Plane bipolar orientations and quadrant walks

Bipolar orientations of planar maps have recently attracted some interest in combinatorics, probability theory and theoretical physics. Plane bipolar orientations with $n$ edges are known to be counted by the $n$th Baxter number $b(n)$, which can be defined by a linear recurrence relation with polynomial coefficients. Equivalently, the associated generating function $\sum_n b(n)t^n$ is D-finite. In this paper, we address a much refined enumeration problem, where we record for every $r$ the number of faces of degree $r$. When these degrees are bounded, we show that the associated generating function is given as the constant term of a multivariate rational series, and thus is still D-finite.

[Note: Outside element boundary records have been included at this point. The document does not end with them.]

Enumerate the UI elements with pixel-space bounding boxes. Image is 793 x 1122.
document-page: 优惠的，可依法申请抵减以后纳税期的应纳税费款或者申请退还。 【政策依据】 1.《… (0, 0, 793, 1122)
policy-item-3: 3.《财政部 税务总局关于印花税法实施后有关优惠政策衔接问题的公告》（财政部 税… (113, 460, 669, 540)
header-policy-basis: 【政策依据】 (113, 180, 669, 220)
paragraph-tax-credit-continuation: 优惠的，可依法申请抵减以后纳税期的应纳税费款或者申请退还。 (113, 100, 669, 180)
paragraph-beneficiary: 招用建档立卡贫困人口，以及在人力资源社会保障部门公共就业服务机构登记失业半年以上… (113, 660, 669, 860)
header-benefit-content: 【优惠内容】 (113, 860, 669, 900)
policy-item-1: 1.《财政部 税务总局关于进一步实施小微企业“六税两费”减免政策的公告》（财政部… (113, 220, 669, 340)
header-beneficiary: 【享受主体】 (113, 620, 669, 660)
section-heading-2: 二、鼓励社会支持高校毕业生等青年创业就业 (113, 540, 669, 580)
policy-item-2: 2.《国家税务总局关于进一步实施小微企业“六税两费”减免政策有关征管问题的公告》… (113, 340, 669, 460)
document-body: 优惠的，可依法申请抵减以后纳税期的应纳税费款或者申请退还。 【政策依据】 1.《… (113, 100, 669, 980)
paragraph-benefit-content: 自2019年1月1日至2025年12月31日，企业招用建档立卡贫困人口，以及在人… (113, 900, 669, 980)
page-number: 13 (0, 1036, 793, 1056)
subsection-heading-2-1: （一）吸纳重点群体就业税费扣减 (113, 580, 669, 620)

We also provide detailed asymptotic estimates for the corresponding numbers. The methods used earlier to count all plane bipolar orientations, regardless of their face degrees, do not generalize easily to record face degrees. Instead, we start from a recent bijection, due to Kenyon et al., that sends bipolar orientations onto certain lattice walks confined to the first quadrant. Due to this bijection, the study of bipolar orientations meets the study of walks confined to a cone, which has been extremely active in the past 15 years. Some of our proofs rely on recent developments in this field, while others are purely bijective. Our asymptotic results also involve probabilistic arguments.